31. A jurisdicionalização relativa da aplicação das medidas tutelares
sancionatórias, em que o Conselho Constitucional detém o monopólio da
última palavra, carece ainda da previsão de regras processuais especiais
ao nível do direito processual constitucional, pois não há previsões legais
que permitam nos concluir que durante o processo de apreciação das
decisões sancionatórias dos órgãos tutelares pelo Conselho
Constitucional, são concedidas ao réu as garantias de defesa instituídas
277
para o contencioso constitucional, em particular o direito ao contraditório
e o igual direito a um processo justo e equitativo.

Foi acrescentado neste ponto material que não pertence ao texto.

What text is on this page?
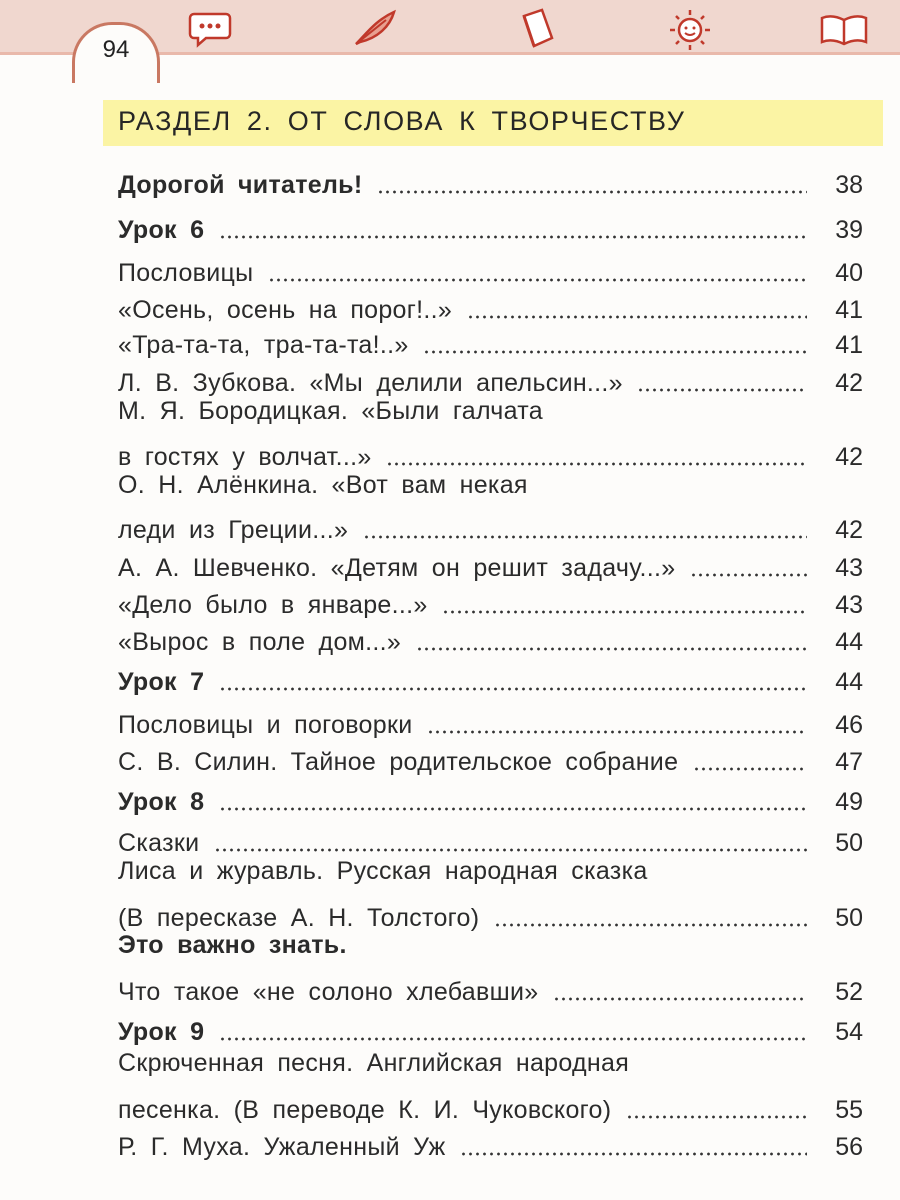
94
РАЗДЕЛ 2. ОТ СЛОВА К ТВОРЧЕСТВУ
Дорогой читатель!	38
Урок 6	39
Пословицы	40
«Осень, осень на порог!..»	41
«Тра-та-та, тра-та-та!..»	41
Л. В. Зубкова. «Мы делили апельсин...»	42
М. Я. Бородицкая. «Были галчата
в гостях у волчат...»	42
О. Н. Алёнкина. «Вот вам некая
леди из Греции...»	42
А. А. Шевченко. «Детям он решит задачу...»	43
«Дело было в январе...»	43
«Вырос в поле дом...»	44
Урок 7	44
Пословицы и поговорки	46
С. В. Силин. Тайное родительское собрание	47
Урок 8	49
Сказки	50
Лиса и журавль. Русская народная сказка
(В пересказе А. Н. Толстого)	50
Это важно знать.
Что такое «не солоно хлебавши»	52
Урок 9	54
Скрюченная песня. Английская народная
песенка. (В переводе К. И. Чуковского)	55
Р. Г. Муха. Ужаленный Уж	56
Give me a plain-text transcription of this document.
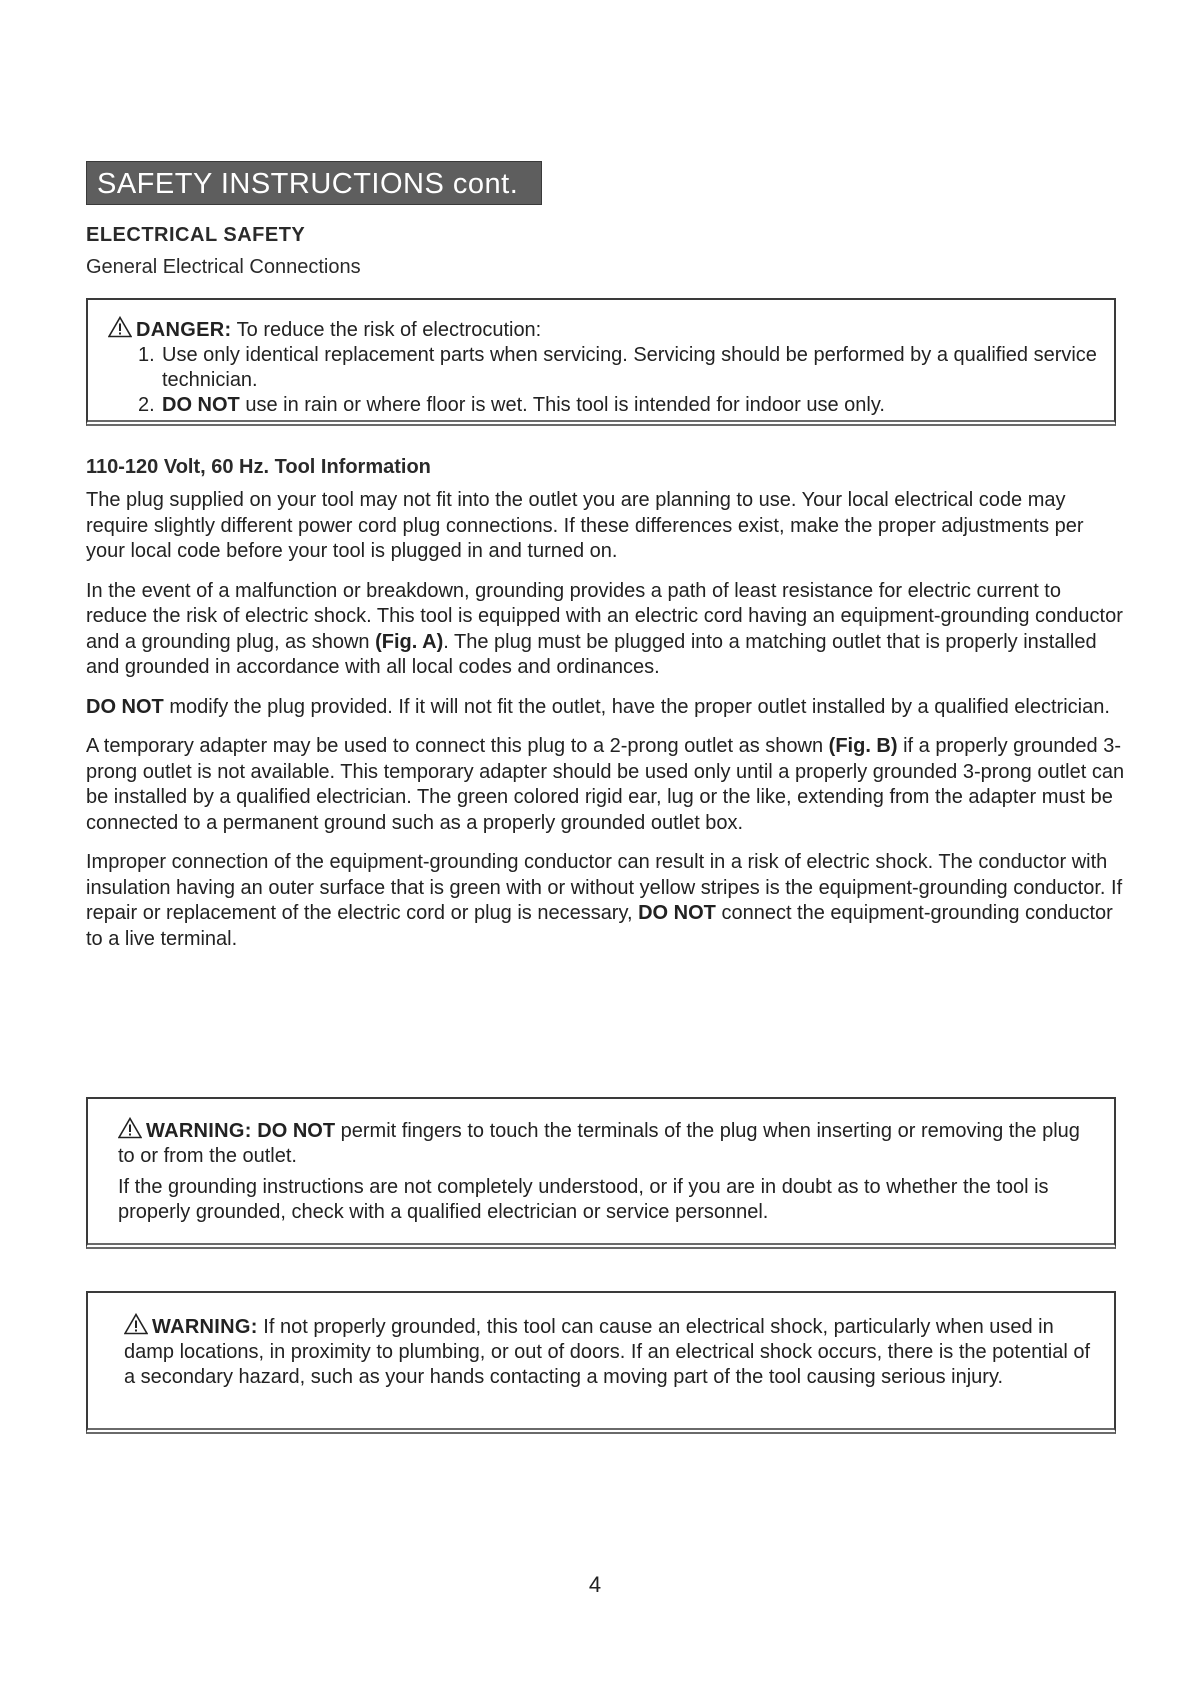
SAFETY INSTRUCTIONS cont.
ELECTRICAL SAFETY
General Electrical Connections

DANGER: To reduce the risk of electrocution:

1. Use only identical replacement parts when servicing. Servicing should be performed by a qualified service technician.
2. DO NOT use in rain or where floor is wet. This tool is intended for indoor use only.
110-120 Volt, 60 Hz. Tool Information

The plug supplied on your tool may not fit into the outlet you are planning to use. Your local electrical code may require slightly different power cord plug connections. If these differences exist, make the proper adjustments per your local code before your tool is plugged in and turned on.

In the event of a malfunction or breakdown, grounding provides a path of least resistance for electric current to reduce the risk of electric shock. This tool is equipped with an electric cord having an equipment-grounding conductor and a grounding plug, as shown (Fig. A). The plug must be plugged into a matching outlet that is properly installed and grounded in accordance with all local codes and ordinances.

DO NOT modify the plug provided. If it will not fit the outlet, have the proper outlet installed by a qualified electrician.

A temporary adapter may be used to connect this plug to a 2-prong outlet as shown (Fig. B) if a properly grounded 3-prong outlet is not available. This temporary adapter should be used only until a properly grounded 3-prong outlet can be installed by a qualified electrician. The green colored rigid ear, lug or the like, extending from the adapter must be connected to a permanent ground such as a properly grounded outlet box.

Improper connection of the equipment-grounding conductor can result in a risk of electric shock. The conductor with insulation having an outer surface that is green with or without yellow stripes is the equipment-grounding conductor. If repair or replacement of the electric cord or plug is necessary, DO NOT connect the equipment-grounding conductor to a live terminal.

WARNING: DO NOT permit fingers to touch the terminals of the plug when inserting or removing the plug to or from the outlet.

If the grounding instructions are not completely understood, or if you are in doubt as to whether the tool is properly grounded, check with a qualified electrician or service personnel.

WARNING: If not properly grounded, this tool can cause an electrical shock, particularly when used in damp locations, in proximity to plumbing, or out of doors. If an electrical shock occurs, there is the potential of a secondary hazard, such as your hands contacting a moving part of the tool causing serious injury.

4
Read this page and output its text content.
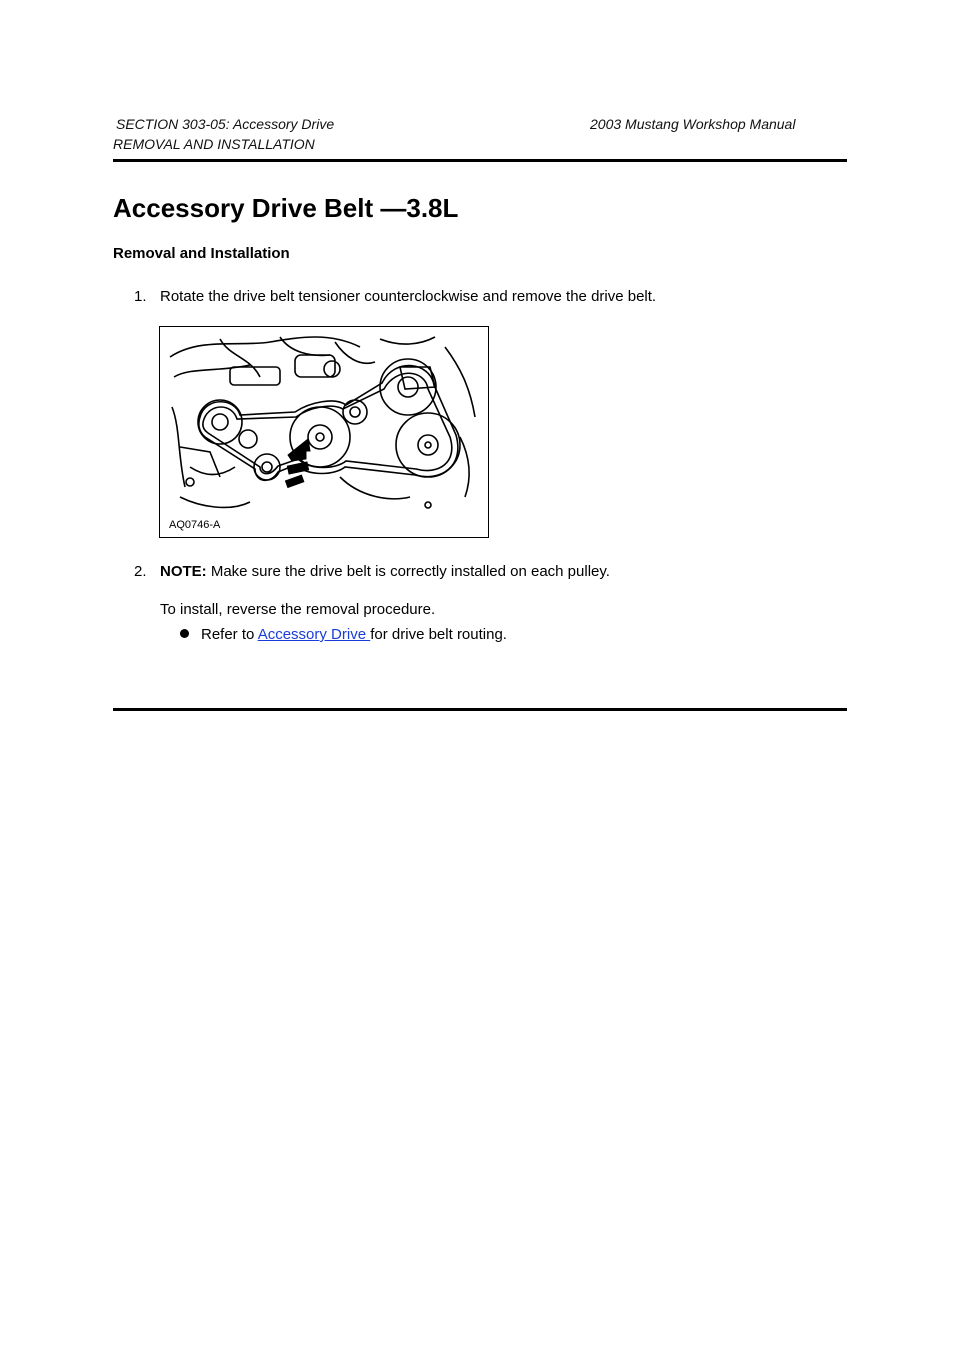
SECTION 303-05: Accessory Drive	2003 Mustang Workshop Manual
REMOVAL AND INSTALLATION
Accessory Drive Belt —3.8L
Removal and Installation
1. Rotate the drive belt tensioner counterclockwise and remove the drive belt.
AQ0746-A
2. NOTE: Make sure the drive belt is correctly installed on each pulley.
To install, reverse the removal procedure.
Refer to Accessory Drive for drive belt routing.
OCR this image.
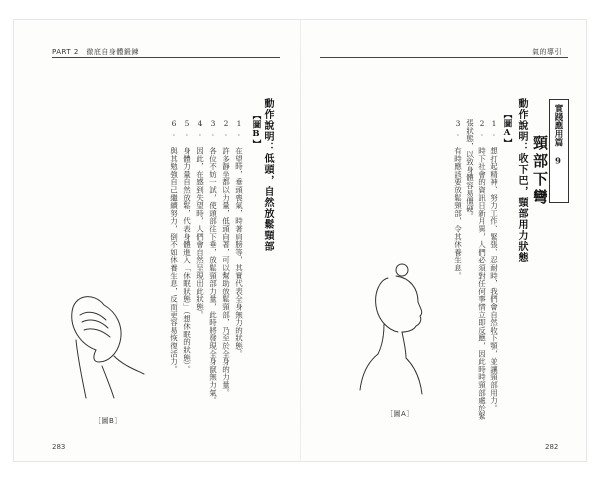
PART 2　徹底自身體鍛鍊
動作說明：低頭，自然放鬆頸部
【圖B】
1. 在望時，垂頭喪氣，時著肩膀等，其實代表全身無力的狀態。
2. 許多靜坐都以力量，低頭向著，可以幫助放鬆頸部，乃至於全身的力量。
3. 各位不妨一試，使頭部往下垂，放鬆頸部力量，此時將發現全身竄無力氣。
4. 因此，在感到失望時，人們會自然呈現出此狀態。
5. 身體力量自然放鬆，代表身體進入「休眠狀態」（想休眠的狀態）。
6. 與其勉強自己繼續努力，倒不如休養生息，反而更容易恢復活力。
［圖B］
283
氣的導引
實踐應用篇 9
頸部下彎
動作說明：收下巴，頸部用力狀態
【圖A】
1. 想打起精神、努力工作、緊張、忍耐時，我們會自然收下顎，並讓頸部用力。
2. 時下社會的資訊日新月異，人們必須對任何事情立即反應，因此時時頸部處於緊
張狀態，以致身體容易僵硬。
3. 有時應該要放鬆頸部，令其休養生息。
［圖A］
282
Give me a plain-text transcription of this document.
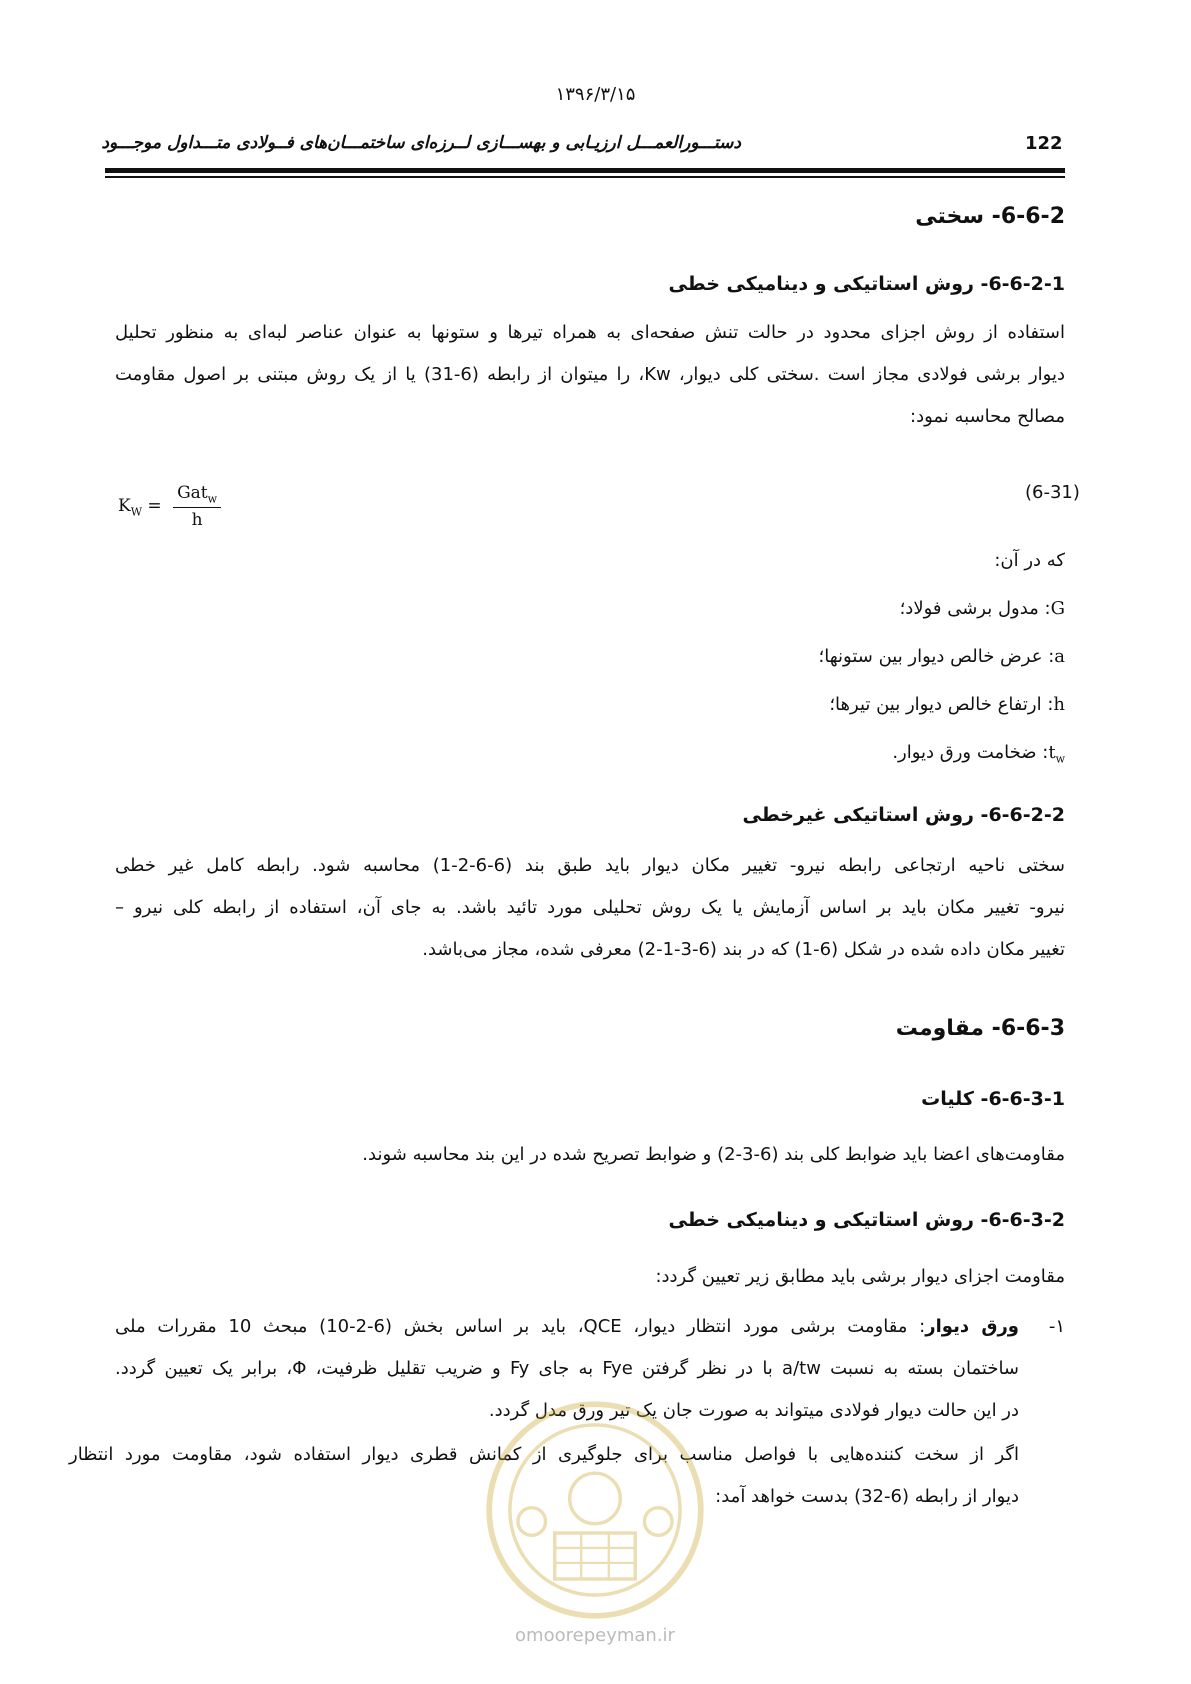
۱۳۹۶/۳/۱۵
دستـــورالعمـــل ارزیـابی و بهســـازی لــرزه‌ای ساختمـــان‌های فــولادی متـــداول موجـــود	122
6-6-2- سختی
6-6-2-1- روش استاتیکی و دینامیکی خطی
استفاده از روش اجزای محدود در حالت تنش صفحه‌ای به همراه تیرها و ستونها به عنوان عناصر لبه‌ای به منظور تحلیل
دیوار برشی فولادی مجاز است .سختی کلی دیوار، Kw، را میتوان از رابطه (6-31) یا از یک روش مبتنی بر اصول مقاومت
مصالح محاسبه نمود:
$K_W = \frac{Gat_w}{h}$	(6-31)
که در آن:
G: مدول برشی فولاد؛
a: عرض خالص دیوار بین ستونها؛
h: ارتفاع خالص دیوار بین تیرها؛
$t_w$: ضخامت ورق دیوار.
6-6-2-2- روش استاتیکی غیرخطی
سختی ناحیه ارتجاعی رابطه نیرو- تغییر مکان دیوار باید طبق بند (6-6-2-1) محاسبه شود. رابطه کامل غیر خطی
نیرو- تغییر مکان باید بر اساس آزمایش یا یک روش تحلیلی مورد تائید باشد. به جای آن، استفاده از رابطه کلی نیرو –
تغییر مکان داده شده در شکل (6-1) که در بند (6-3-1-2) معرفی شده، مجاز می‌باشد.
6-6-3- مقاومت
6-6-3-1- کلیات
مقاومت‌های اعضا باید ضوابط کلی بند (6-3-2) و ضوابط تصریح شده در این بند محاسبه شوند.
6-6-3-2- روش استاتیکی و دینامیکی خطی
مقاومت اجزای دیوار برشی باید مطابق زیر تعیین گردد:
۱-
ورق دیوار: مقاومت برشی مورد انتظار دیوار، QCE، باید بر اساس بخش (6-2-10) مبحث 10 مقررات ملی
ساختمان بسته به نسبت a/tw با در نظر گرفتن Fye به جای Fy و ضریب تقلیل ظرفیت، Φ، برابر یک تعیین گردد.
در این حالت دیوار فولادی میتواند به صورت جان یک تیر ورق مدل گردد.
اگر از سخت کننده‌هایی با فواصل مناسب برای جلوگیری از کمانش قطری دیوار استفاده شود، مقاومت مورد انتظار
دیوار از رابطه (6-32) بدست خواهد آمد:
omoorepeyman.ir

32. A lei de tutela administrativa (Lei n° 5/2019 de 31 de Maio) sobre os
órgãos desgovernação descentralizada provincial, distrital e autárquica,
limita-se a prever que o processo de apreciação pelo Conselho
Constitucional das decisões sancionatórias dos órgãos tutelares é de
caracter urgente e tem prioridade sobre os demais expediente da
jurisdição constitucional, deixando alguns problemas, porque ainda que
se justifique uma tramitação urgente, a verdade é que não há prazos
especificamente previstos e, se houvesse tais prazos curtos não seriam
compagináveis com as garantias de defesa a conceder num processo de
carácter sancionatório.
SUGESTÕES
Durante a pesquisa foram constatados alguns aspectos que na
nossa opinião precisam de ser melhorados ou solucionados, facto que nos faz
tecer as seguintes sugestões:
1. As lacunas que se verifica na lei n° 8/ 2018 de 03 de Agosto em relação
aos fundamentos e procedimentos legais para a demissão do Presidente
do Conselho autárquico pela respectiva assembleia autárquica poderá
ser preenchida se o legislador ordinário estabelecer um regime jurídico
semelhante ao regime jurídico da demissão do Governador de Província
pela respectiva assembleia provincial previsto no artigo 41 da Lei n°
4/2019 de 31 de Maio.
2. Face a irrecorribilidade das decisões do Conselho Constitucional prevista
no artigo 247 n°1 da Constituição da República de Moçambique, sugere-
se a revogação expressa do artigo 100 n°4 da Lei n°6/2019 de 3 de
Agosto, por se mostrar inaplicável.
3. Sugerimos a jurisdicionalização absoluta da aplicação das medidas
tutelares sancionatórias para afastar juízos de suspeita quanto a uma
eventual falta de imparcialidade do governo na aplicação das medidas
tutelares sancionatórias bem como para garantir um forte de defesa dos
próprios eleitos locais. Neste sentido, de iure condendo, as decisões de
perda do mandato e de dissolução de órgãos executivos e deliberativos
278
das entidades descentralizadas deverão ser da competência absoluta do
Conselho Constitucional, cabendo a este órgão a primeira e a última
palavra sobre a aplicação das medidas tutelares sancionatórias. Assim,
acções para perda de mandato ou de dissolução de órgãos das entidades
descentralizadas deverão, de iure condendo, serem interpostas pelo
Ministério Público, ou qualquer membro do órgão de que faz parte aquele
contra quem for formulado o pedido, ou por quem tenha interesse directo
em demandar, o qual se exprime pela utilidade derivada da procedência
da acção.
4. Há uma necessidade de estabelecer por lei as normas processuais
especiais relativas ao processo de apreciação pelo Conselho
constitucional das decisões tutelares sancionatórias aplicadas pelo
Governo e pelo Presidente da República aos órgãos executivos ou
deliberativos das entidades descentralizadas, concedendo ao réu as
garantias de defesa instituídas para o contencioso constitucional, em
particular o direito ao contraditório e o igual direito a um processo justo e
equitativo. No mesmo sentido, há uma necessidade de fixação legal de
prazos para a tramitação dos processos da jurisdição constitucional
referentes à demissão do Governador de Província e do Administrador
do distrito pelo Presidente da República, bem como a demissão do
Presidente do conselho autárquico e a dissolução das assembleias
provinciais e distritais pelo Conselho de Ministros.